首元から香る彼の匂いが鼻をくすぐった。距離の近さに気が付くと私は大きく身体を後ろに反らせた。
「いいんじゃないか? 作業しながら食べられそうだ……どうした?」
「い、いえ……」
言えない。上司の体臭にちょっと興奮してしまったなんて、言えない! 間宮さん香水付けてないはずなのになんでそんないい匂いがするんだ!?
彼からの信用を落とすわけにはいかないので「何でもないです」と無理矢理その場を誤魔化した。
間宮さんも私が選んだ土産で納得してくれたらしく、レジへと向かった。

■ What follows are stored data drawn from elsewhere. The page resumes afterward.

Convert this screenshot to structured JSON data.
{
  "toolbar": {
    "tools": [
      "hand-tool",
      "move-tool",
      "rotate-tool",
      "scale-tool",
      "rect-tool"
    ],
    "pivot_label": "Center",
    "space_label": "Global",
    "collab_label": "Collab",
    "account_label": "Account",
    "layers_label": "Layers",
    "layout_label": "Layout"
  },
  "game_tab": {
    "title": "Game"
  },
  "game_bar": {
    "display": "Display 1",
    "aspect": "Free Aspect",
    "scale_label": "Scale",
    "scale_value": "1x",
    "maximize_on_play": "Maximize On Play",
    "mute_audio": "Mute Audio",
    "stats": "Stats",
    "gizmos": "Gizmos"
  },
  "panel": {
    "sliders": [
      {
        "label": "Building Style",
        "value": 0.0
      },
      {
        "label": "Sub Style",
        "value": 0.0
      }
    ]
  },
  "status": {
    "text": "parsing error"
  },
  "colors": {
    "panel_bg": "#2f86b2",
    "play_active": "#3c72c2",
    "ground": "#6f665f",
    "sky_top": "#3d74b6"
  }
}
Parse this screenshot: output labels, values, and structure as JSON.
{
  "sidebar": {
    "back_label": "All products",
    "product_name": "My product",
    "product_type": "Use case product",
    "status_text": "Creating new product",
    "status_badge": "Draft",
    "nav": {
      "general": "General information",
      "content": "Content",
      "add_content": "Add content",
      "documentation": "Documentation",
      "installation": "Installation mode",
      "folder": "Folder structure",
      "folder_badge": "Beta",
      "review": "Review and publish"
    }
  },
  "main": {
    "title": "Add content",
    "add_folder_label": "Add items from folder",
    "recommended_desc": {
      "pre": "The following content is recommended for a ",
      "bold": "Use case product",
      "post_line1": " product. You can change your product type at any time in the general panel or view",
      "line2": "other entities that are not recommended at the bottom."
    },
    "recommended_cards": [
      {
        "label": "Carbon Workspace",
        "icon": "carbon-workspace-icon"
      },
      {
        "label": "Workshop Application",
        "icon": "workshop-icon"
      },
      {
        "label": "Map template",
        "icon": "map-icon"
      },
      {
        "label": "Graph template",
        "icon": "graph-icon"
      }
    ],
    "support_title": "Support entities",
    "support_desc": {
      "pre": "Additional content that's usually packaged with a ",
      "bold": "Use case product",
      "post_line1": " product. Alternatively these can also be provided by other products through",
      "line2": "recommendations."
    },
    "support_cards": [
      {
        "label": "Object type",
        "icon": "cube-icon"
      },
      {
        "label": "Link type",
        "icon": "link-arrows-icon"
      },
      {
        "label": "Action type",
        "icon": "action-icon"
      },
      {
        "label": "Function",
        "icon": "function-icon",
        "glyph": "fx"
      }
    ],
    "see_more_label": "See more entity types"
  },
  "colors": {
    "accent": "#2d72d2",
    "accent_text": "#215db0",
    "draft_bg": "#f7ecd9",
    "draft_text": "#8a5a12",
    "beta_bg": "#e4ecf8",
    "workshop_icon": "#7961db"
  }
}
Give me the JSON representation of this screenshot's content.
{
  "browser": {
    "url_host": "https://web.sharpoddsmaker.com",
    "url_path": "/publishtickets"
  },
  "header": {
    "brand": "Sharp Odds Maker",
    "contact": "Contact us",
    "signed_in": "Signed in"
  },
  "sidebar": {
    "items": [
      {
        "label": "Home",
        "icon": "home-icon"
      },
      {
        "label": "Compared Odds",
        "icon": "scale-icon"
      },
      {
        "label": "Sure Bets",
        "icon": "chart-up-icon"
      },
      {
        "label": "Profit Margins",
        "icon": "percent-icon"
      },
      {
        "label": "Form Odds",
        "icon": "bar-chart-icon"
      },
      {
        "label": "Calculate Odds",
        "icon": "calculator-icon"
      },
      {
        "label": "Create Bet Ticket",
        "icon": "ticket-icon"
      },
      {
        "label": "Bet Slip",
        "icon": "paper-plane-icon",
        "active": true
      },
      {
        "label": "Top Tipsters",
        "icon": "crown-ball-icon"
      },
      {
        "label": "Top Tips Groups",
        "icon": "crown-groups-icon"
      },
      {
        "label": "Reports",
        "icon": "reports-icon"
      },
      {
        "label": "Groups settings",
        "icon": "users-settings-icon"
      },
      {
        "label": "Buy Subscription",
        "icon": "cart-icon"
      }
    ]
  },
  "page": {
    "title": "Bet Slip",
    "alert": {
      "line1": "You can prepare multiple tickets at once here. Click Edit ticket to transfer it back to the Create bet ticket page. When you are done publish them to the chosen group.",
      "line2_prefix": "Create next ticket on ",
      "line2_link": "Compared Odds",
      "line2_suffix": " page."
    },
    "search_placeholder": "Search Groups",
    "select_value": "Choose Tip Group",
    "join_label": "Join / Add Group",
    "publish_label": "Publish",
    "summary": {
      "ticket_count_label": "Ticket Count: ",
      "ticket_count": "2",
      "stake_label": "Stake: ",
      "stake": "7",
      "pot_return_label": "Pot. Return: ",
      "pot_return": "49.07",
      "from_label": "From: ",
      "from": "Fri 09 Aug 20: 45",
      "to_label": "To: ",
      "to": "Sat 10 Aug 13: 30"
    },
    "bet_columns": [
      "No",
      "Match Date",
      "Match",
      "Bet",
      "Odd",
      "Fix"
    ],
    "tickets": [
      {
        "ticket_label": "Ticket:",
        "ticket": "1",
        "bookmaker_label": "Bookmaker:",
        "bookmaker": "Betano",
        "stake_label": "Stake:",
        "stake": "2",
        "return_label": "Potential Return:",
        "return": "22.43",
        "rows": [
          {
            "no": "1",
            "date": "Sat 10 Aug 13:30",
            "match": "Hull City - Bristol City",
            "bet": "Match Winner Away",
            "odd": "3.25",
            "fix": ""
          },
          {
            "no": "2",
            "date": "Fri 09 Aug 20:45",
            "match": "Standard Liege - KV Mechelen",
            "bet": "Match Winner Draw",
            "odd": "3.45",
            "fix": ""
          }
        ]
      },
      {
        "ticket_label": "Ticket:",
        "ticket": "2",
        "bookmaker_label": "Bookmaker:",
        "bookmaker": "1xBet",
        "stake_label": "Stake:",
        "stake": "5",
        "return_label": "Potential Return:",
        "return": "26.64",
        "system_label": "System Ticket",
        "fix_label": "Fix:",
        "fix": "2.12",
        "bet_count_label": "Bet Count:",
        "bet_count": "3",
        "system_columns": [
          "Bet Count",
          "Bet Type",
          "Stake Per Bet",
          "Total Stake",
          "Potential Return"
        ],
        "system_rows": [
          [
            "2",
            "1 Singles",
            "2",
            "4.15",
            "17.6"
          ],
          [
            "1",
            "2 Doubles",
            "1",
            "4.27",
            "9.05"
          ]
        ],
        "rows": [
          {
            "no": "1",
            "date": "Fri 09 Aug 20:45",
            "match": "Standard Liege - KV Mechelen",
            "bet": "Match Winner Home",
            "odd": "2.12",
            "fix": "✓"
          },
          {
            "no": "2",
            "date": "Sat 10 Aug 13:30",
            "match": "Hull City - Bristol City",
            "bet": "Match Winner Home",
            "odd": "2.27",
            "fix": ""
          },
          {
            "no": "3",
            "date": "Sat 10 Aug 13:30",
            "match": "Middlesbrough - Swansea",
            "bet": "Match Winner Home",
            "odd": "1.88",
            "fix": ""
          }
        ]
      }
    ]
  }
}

その間私は他のお土産を見ていたのだが、ふと目に入ったキーホルダーを手に取った。
この温泉街のご当地キャラだと思われる猫のキーホルダー。実はこういうご当地のアイテムを集めるのが好きだったりする。
「どうした?」
「わぁ!」
戻ってきた間宮さんの登場に声を上げると同時に私はキーホルダーを元の場所へ戻す。彼はその手元を追いながら「何か欲しいのあった?」と優しく微笑んだ。
キーホルダーが欲しいなんて少し子供すぎるだろうか。間宮さんには年甲斐もなく旅行ではしゃいでる姿を見せてしまっているしなぁ。
「な、何でもないです! 旅館戻りましょうか!」
「……」
何事もなかったように彼の隣を通り過ぎる。そういえばご当地のキーホルダー集めは最初聡が始めたものだった。彼は早々に飽きてしまったけど、私はその後も趣味の一つとしてコレクションしていた。
まるで聡のことを引きずっているみたいだなと後ろ髪引かれつつも旅館に戻った。